The People’s Republic knew what to expect from a second Trump presidency. Anti-China rhetoric was already dominant in the 2016 election campaign. It was the far-right media mogul Steve Bannon who advised Trump to pursue economic nationalist policies that blame China for the industrial decline of the US. This helped Trump win the election in the so-called rust belt. Once in power, Trump 1.0 launched a trade war against China that was intended to cut China off from access to microchips that it cannot or could not yet produce itself.

The Chinese state has responded quite successfully to the US’s strategies to defend its supremacy and contain China’s rise: The decision to systematically invest in renewable energies and become independent of fossil fuels from the Middle East was linked to the US war in Iraq, which was intended to secure global fossil fuel resources against any competitors, including the EU, which was expanding eastward.
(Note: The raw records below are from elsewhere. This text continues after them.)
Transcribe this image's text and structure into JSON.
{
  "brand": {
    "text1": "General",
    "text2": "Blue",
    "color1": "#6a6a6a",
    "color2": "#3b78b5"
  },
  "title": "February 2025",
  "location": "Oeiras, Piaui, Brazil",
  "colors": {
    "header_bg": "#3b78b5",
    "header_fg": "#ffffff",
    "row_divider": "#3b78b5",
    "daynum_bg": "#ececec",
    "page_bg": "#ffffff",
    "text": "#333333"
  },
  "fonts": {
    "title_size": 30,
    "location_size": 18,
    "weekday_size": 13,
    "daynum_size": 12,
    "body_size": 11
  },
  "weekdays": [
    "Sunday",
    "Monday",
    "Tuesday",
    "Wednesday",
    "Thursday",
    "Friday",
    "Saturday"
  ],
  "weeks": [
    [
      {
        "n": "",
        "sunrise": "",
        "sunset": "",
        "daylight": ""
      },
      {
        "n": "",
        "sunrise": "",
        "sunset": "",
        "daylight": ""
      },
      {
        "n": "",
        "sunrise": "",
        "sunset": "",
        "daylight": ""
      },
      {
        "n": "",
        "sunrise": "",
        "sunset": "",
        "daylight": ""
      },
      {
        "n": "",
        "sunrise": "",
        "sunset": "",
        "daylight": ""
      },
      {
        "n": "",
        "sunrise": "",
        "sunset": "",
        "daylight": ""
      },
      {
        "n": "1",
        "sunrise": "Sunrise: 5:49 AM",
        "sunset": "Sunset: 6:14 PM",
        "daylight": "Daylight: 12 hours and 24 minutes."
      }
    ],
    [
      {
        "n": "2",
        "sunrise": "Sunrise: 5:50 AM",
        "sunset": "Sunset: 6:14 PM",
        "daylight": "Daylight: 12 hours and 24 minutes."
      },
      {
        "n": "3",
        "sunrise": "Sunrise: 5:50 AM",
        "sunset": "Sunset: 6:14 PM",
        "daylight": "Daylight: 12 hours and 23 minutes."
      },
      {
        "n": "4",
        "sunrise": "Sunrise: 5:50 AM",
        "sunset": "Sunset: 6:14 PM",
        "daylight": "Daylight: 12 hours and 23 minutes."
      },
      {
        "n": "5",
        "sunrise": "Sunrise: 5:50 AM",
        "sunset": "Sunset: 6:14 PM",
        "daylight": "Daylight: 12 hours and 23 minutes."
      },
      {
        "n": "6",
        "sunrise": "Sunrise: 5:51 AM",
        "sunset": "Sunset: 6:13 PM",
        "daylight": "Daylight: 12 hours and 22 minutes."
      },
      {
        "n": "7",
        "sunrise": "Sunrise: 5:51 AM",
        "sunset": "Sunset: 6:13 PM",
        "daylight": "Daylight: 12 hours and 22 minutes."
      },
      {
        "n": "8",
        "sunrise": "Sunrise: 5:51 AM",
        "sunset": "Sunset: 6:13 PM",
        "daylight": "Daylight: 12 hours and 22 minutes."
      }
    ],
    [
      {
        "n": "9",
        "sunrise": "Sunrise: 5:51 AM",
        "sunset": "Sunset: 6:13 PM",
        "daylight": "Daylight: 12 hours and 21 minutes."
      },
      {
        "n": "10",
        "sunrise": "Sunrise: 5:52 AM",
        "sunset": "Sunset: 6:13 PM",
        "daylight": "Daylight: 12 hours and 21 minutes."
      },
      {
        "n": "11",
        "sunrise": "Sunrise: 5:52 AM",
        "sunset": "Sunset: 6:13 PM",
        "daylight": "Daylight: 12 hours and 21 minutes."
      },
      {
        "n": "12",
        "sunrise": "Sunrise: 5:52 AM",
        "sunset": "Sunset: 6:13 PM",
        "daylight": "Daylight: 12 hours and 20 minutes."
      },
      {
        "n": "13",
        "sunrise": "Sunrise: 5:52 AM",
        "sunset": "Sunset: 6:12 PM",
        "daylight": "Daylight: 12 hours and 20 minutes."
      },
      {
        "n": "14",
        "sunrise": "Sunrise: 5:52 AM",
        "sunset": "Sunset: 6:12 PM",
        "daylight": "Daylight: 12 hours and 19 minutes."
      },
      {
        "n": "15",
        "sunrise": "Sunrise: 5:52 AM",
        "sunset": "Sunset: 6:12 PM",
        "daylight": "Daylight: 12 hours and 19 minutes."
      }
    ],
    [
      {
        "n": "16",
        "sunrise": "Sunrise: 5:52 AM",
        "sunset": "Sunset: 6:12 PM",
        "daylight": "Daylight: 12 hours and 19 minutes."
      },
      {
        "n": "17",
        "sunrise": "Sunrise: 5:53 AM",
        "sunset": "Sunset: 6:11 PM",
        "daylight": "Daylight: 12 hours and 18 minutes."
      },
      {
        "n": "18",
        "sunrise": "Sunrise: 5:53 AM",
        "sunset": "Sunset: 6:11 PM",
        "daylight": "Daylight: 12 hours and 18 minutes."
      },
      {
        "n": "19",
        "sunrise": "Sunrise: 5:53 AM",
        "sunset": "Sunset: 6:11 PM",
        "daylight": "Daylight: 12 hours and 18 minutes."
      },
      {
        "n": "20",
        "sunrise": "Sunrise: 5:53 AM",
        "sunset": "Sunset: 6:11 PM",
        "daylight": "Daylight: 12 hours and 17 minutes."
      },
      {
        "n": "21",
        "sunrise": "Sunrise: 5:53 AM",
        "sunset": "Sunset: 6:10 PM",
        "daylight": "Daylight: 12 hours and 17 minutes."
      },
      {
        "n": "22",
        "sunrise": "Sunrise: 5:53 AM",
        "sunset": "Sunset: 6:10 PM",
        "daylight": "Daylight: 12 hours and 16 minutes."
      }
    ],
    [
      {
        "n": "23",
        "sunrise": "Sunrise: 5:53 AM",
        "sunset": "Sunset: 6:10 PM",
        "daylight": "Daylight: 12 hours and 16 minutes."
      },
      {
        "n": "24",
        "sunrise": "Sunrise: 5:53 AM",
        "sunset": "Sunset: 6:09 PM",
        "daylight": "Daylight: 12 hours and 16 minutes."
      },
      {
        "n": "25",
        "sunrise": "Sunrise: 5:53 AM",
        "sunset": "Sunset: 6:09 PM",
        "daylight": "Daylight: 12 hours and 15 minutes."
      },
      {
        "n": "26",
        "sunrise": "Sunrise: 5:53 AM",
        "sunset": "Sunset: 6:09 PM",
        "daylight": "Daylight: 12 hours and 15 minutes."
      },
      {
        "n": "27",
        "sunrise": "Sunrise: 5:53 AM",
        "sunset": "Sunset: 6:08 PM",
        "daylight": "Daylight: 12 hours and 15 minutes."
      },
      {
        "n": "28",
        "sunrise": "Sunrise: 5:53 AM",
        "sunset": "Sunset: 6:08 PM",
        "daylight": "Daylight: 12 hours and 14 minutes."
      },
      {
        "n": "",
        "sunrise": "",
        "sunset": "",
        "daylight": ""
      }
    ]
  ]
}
The eleventh five-year plan (2006-2011) then saw the start of exponential growth in gigawatt production from wind and solar energy. By the beginning of the twelfth five-year plan (2012-2017), China had already overtaken the US, and by the end of the plan, it had also overtaken Europe. The foundations for China’s e-revolution had been laid, and with them the foundations for a foreign economic policy that increasingly focuses on the BRICS countries and the Global South and breaks away from unilateral dependence on the US and EU domestic markets.

China took the wind out of Obama’s military forward positioning with three measures: In 2012, the 18th CPC National Congress decided to strengthen the development of the domestic market, to which the anti-poverty campaign, which has created the world’s largest middle class with a total of 770 million people, is making a significant contribution. Even today, the CPC sees “new urbanization,” which is expected to bring about higher individual consumption, not least of public services, as a key antidote to the US trade war. With the Belt and Road Initiative adopted in 2013, China is not only increasingly shifting its trade routes to Eurasia, but also establishing its economic model in this economic area.